Serving time for a brutal murder
Thankfully, Shelly’s husband at the time Andy Ostroy didn’t believe that Shelly would kill herself. When police were investigating, he continued to push that there was some clue that could prove that this was a suicide, but a homicide. A footprint was found in the gypsum dust, that matched footprints in the building the day of the murder.
With this new clue, and the construction workers in the building on the day of Shelly’s murder, it became clear this wasn’t just an accident. After being interrogated by police, Pillco confessed on camera to Shelly’s murder, saying he intentionally tried to cover up his tracks by making it look like a suicide.

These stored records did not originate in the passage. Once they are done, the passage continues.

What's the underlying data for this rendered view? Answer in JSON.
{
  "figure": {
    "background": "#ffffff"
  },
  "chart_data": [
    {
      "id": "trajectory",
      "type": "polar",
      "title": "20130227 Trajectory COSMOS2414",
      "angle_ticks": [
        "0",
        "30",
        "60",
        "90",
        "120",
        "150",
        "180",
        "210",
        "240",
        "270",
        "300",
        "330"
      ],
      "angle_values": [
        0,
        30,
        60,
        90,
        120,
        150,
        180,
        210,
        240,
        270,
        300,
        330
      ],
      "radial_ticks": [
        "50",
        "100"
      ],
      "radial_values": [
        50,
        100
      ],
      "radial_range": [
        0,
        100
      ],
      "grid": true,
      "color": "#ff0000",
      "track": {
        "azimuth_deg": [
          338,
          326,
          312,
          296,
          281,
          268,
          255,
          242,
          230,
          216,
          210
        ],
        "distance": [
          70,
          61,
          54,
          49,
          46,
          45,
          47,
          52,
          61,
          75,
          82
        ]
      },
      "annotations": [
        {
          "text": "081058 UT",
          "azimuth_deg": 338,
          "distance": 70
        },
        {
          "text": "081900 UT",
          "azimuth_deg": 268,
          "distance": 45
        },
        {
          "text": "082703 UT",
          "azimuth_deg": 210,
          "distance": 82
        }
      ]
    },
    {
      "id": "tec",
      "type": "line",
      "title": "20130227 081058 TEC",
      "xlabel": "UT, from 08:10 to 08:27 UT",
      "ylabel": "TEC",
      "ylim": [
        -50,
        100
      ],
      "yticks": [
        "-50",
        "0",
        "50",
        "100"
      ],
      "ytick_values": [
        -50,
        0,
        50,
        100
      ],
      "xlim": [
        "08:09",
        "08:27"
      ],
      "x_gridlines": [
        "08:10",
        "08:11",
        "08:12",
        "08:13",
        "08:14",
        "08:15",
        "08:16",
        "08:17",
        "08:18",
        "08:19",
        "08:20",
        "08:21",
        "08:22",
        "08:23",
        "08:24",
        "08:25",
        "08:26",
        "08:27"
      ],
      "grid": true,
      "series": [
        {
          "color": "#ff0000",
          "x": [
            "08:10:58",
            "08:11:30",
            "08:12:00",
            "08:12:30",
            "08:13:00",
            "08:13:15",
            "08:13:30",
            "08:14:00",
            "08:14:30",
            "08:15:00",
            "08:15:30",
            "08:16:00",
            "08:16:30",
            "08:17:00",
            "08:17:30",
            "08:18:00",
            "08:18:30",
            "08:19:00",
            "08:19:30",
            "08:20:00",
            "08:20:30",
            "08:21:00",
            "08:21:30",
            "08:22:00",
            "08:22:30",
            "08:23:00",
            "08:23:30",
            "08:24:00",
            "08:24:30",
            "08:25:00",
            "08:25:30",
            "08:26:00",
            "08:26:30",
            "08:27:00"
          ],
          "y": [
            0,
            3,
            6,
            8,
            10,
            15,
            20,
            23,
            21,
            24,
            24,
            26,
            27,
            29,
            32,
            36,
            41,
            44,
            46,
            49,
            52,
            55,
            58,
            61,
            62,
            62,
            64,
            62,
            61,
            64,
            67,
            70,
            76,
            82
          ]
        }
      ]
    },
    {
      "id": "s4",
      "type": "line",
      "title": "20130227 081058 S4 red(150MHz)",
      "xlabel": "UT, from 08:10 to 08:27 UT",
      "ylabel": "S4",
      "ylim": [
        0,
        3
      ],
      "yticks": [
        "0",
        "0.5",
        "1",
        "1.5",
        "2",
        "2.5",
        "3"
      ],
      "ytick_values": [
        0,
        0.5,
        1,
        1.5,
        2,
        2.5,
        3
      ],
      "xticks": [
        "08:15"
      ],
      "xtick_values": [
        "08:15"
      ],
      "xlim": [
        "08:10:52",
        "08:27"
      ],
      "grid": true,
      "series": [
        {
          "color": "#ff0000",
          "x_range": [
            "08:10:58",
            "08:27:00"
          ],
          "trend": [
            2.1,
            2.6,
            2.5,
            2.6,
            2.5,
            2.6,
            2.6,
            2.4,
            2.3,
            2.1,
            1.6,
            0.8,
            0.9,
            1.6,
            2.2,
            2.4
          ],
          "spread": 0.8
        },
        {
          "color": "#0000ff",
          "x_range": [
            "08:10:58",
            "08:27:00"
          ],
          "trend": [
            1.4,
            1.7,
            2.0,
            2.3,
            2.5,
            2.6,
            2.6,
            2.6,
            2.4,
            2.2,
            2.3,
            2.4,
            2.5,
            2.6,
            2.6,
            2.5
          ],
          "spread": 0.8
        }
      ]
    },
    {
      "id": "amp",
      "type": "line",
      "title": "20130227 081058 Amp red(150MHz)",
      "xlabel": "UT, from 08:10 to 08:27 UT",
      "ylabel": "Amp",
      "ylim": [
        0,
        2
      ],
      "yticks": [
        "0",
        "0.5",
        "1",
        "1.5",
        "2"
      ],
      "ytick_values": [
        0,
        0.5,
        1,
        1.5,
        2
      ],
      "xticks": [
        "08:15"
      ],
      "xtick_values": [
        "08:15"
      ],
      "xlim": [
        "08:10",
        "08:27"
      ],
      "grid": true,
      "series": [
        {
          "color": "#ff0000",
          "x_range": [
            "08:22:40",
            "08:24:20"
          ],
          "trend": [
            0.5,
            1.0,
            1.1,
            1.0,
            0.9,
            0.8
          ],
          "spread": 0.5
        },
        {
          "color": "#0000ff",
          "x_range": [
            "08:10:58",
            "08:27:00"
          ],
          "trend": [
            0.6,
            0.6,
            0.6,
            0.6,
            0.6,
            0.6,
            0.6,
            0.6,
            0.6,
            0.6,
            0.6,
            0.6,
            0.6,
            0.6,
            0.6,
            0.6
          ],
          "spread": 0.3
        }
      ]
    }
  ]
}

He pleaded guilty to first-degree manslaughter and earned 25 years in prison without parole. When he was sentenced in March, Shelly’s family was there to make sure Pillco knew the weight of his actions, and what Shelly’s death meant to the world of film.
Her legacy not forgotten
Even if Shelly wasn’t there to share her voice with the world, Ostroy wasn’t going to let her light go out. After Shelly’s death, he founded the Adrienne Shelly Foundation, awarding scholarships, production grants, finishing funds, and other grants through partnerships with various filmmaking organizations.
The Women Film Critic Circle gives out an annual award named after Shelly to a film that “most passionately oppresses violence against women”. Ostroy also created the Adrienne Shelly Garden in Abington Square Park, facing the building where she was killed.
Most important of all, the musical version of her final film, Waitress left Broadway fans full of hope for 1,544 performances, and still entertains people around the globe with tours and international productions. Sara Bareilles captured Shelly’s spirit best in “A Soft Place to Land”. “To those little believers inside, may we all be so lucky”.
Shelly may be gone, but her work and spirit will live on, and the impact of the Adrienne Shelly Foundation will change film forever.